Tax Allowances

Published / Last Updated on 04/12/2013

Tax Allowances - Use them or lose them

by Ashley Clark, Director - March 2010

Maximising use of a couple’s allowances, reliefs and exemptions

Planning to maximise the use of a couple’s allowances, reliefs and exemptions has become much more important following the Chancellor’s announcement that the top rate of income tax will increase to 50% for those with taxable income of more than £150,000; and the introduction of an effective rate of 60% on income between £100,000 and £112,950 caused by the withdrawal of the personal allowance. For such people, who are married or have a registered civil partner, the tax savings available by diverting income into the lower income partner’s name will be even more substantial. But don’t forget the tax savings are still attractive for the increased number of people who will be 40% taxpayers and, for them, income tax saving opportunities still exist for married couples who carry out appropriate planning.

Most of these strategies need a full tax year to deliver maximum effect so these suggestions may serve more as a reminder for planning for the coming tax year than as a means of saving tax this year. The appropriate type of tax planning to adopt will depend on the type of income a person enjoys ie. earned/business income or investment income.

(A) EARNED INCOME


(i) Employment income

(a) Employers could pay bonuses and dividends before 6 April 2010 - except to certain bankers of course!

(b) Employers could consider paying, say, three years' worth of salary and bonus this tax year to top employees, who then loan the money back to their employer in return for an agreed rate of interest over the three-year period.

(c) Employers could consider paying salaries in the form of interest-free loans, which may then be written off if and when the top rate of tax reduces. This will involve a benefit in kind charge on the interest not paid – albeit at a fairly low current rate.

(d) There are a number of ways to reward employees through share option schemes on which capital gains tax at (currently) 18% is paid as opposed to up to 50% tax on income.

(ii) Owner/directors of a private limited company

Points to consider for 2010/11 for these people are:


(i) Where married couples run their business through a company, it will be sensible for salary payments or dividends to be shared as evenly as possible. Following the taxpayer's success in the case of Jones v Garnett (2007) - the so-called “Arctic Systems” case - the Government's income-shifting proposals have been put on hold for the time being.

(ii) In the run up to next year's tax increases, owner/directors will no doubt consider maximising the salary and dividends taken out of the business before 6 April 2010, thereby paying tax at 40% and 32.5%, rather than at 50% on income and 42.5% on dividends over £150,000 after 5 April 2010. Any such “advanced” payments can be lent back to the business if a cash flow challenge exists.

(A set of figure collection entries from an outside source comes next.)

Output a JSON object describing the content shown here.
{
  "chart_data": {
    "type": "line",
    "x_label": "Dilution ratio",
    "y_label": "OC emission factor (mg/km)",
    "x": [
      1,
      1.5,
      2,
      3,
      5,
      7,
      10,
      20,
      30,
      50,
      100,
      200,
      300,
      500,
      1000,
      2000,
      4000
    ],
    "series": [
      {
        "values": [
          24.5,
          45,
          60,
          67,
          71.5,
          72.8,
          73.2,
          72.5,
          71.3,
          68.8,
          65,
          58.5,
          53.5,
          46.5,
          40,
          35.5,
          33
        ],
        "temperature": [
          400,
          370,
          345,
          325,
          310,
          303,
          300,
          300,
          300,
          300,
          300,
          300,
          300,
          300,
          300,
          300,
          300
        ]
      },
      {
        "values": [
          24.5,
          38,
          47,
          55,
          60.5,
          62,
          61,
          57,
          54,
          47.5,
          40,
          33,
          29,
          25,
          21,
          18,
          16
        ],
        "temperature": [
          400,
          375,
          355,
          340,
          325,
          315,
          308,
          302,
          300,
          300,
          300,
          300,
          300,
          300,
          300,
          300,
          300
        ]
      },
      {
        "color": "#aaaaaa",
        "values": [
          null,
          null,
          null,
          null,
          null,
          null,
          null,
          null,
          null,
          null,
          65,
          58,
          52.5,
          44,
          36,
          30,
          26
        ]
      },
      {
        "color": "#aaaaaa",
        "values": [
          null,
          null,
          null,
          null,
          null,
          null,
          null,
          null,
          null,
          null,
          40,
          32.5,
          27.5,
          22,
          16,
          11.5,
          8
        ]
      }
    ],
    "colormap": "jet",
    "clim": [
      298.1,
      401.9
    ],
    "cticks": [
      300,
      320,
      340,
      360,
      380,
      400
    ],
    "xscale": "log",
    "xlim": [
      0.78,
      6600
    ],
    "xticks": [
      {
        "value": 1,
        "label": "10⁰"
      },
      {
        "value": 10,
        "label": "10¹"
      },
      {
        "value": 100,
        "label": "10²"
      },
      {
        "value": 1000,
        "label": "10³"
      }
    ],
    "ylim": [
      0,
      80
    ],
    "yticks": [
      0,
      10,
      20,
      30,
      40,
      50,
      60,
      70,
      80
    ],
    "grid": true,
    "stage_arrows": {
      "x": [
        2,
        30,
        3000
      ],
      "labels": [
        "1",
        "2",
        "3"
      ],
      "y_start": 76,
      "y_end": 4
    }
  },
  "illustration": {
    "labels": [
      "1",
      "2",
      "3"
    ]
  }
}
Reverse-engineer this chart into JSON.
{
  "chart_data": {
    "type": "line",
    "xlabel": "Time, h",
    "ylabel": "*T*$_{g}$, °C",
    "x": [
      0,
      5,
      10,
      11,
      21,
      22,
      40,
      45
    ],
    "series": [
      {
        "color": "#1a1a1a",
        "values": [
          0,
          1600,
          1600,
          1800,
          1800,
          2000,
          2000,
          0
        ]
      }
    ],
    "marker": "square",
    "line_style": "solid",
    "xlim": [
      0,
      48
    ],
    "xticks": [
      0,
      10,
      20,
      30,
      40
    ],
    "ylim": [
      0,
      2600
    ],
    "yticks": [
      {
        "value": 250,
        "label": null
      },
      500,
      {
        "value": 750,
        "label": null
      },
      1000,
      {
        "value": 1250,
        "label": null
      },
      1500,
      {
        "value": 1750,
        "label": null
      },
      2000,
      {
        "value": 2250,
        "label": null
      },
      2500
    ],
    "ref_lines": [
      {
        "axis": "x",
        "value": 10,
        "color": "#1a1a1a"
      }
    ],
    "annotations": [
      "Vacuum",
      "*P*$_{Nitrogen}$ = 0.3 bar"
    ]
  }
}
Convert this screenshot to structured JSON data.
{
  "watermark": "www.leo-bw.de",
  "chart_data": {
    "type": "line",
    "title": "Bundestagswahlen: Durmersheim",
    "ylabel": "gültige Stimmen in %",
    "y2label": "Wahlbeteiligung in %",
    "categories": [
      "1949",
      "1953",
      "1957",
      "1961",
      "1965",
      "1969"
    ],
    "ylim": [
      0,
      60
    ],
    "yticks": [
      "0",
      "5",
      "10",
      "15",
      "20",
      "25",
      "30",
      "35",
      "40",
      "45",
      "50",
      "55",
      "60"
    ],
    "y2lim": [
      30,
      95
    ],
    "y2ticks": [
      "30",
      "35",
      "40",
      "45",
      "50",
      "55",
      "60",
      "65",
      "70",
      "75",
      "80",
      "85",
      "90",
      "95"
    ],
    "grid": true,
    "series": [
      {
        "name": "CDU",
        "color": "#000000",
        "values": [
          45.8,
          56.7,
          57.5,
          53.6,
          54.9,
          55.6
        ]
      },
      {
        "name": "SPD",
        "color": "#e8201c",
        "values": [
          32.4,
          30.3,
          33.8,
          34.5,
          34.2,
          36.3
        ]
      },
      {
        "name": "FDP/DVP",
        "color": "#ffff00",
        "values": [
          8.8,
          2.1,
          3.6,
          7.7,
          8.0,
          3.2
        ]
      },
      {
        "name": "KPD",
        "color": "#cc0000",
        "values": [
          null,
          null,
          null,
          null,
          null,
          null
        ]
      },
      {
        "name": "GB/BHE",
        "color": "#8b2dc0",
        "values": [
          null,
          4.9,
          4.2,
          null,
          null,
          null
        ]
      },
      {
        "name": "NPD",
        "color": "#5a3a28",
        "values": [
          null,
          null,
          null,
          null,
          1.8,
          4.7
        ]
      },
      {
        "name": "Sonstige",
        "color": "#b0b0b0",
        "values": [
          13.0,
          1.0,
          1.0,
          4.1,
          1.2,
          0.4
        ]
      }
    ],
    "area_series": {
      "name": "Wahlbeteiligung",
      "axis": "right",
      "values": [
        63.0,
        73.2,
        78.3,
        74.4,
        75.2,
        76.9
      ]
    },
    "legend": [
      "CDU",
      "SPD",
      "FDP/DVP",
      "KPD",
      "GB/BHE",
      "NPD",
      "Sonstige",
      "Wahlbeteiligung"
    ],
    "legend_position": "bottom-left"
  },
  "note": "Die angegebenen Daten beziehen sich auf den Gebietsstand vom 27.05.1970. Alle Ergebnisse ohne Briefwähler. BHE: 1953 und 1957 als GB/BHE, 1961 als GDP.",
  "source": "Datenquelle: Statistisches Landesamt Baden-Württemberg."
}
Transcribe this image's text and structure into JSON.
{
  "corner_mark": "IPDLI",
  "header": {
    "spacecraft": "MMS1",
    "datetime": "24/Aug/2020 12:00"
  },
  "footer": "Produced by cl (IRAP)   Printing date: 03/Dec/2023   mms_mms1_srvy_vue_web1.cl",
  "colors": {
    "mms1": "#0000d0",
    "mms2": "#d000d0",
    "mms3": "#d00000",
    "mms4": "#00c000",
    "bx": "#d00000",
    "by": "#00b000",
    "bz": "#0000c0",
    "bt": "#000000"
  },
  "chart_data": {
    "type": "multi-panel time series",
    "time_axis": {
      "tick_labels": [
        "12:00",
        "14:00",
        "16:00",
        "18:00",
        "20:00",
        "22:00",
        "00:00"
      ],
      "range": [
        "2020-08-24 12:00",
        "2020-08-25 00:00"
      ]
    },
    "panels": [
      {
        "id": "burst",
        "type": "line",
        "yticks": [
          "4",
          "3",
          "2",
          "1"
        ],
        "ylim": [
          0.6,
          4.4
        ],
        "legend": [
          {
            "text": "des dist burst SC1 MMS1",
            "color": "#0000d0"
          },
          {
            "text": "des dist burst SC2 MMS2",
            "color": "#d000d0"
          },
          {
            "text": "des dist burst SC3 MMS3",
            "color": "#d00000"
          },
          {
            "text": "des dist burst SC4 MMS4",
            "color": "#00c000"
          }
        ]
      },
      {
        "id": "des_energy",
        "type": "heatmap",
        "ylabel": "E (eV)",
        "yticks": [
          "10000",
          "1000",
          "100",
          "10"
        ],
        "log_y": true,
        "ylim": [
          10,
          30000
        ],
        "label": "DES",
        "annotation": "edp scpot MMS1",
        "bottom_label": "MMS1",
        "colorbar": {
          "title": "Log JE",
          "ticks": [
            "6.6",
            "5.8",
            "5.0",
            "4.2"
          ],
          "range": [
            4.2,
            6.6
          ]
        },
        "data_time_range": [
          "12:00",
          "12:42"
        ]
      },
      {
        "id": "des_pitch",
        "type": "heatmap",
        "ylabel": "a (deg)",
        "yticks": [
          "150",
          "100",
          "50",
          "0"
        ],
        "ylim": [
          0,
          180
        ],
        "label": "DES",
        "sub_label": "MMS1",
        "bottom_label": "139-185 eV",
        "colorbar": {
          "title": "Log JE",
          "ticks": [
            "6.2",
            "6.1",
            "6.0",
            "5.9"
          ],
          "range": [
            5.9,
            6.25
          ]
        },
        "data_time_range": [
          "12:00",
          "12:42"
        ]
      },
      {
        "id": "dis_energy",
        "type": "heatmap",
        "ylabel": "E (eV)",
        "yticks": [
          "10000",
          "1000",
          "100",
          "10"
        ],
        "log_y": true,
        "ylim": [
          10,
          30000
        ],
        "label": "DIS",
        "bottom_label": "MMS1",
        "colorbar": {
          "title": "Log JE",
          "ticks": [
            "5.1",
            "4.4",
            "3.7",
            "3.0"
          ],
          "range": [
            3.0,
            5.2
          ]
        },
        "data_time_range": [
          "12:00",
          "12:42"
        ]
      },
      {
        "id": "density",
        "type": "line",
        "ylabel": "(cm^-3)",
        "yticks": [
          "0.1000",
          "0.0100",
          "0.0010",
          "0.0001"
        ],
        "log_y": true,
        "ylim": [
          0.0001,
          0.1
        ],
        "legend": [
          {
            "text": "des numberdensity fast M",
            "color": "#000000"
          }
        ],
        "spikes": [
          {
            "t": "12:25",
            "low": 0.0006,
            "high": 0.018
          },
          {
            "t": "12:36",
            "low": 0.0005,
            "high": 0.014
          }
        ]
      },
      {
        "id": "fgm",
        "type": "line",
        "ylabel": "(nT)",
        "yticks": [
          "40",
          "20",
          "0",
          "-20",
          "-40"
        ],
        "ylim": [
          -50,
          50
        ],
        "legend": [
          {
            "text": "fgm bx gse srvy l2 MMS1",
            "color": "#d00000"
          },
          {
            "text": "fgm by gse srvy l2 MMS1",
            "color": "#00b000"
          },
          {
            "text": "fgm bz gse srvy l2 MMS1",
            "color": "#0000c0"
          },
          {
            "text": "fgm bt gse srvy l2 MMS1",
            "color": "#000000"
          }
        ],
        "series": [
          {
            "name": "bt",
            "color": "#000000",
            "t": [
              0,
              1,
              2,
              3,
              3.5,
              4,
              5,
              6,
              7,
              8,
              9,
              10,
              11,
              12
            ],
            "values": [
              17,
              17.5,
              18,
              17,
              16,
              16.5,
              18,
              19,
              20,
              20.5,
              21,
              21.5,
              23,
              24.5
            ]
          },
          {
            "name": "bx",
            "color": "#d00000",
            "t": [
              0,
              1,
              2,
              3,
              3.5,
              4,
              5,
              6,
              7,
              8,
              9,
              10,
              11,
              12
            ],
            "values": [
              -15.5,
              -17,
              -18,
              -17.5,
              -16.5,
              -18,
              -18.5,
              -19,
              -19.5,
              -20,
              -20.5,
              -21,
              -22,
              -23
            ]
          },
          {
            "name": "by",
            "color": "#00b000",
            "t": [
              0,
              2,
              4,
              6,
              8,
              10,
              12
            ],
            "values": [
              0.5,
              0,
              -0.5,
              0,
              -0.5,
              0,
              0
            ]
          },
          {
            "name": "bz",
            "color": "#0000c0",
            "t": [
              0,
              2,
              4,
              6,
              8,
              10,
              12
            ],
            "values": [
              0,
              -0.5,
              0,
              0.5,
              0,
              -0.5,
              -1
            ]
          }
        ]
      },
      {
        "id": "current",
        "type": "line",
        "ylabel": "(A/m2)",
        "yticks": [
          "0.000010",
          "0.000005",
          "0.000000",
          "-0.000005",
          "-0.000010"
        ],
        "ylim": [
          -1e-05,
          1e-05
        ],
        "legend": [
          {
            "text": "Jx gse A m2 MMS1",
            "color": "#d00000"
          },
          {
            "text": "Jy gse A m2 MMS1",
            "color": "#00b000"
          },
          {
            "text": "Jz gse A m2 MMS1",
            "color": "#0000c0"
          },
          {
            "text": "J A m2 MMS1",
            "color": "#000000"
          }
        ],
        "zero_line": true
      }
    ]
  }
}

(iii) Tax relief on pension contributions is to be restricted for those with high incomes – see page 6.

(B) INVESTMENT INCOME

Where a higher rate taxpaying spouse owns investments, income from these may suffer tax at a rate of up to 40% or 32.5% (if dividends). These rates could be as high as 50% and 42.5% respectively from 6 April 2010. Therefore, subject to practical considerations, the transfer of investments to a lower or non-taxpaying spouse can save tax and increase overall net of tax investment returns. To be effective, such transfers must be outright and unconditional.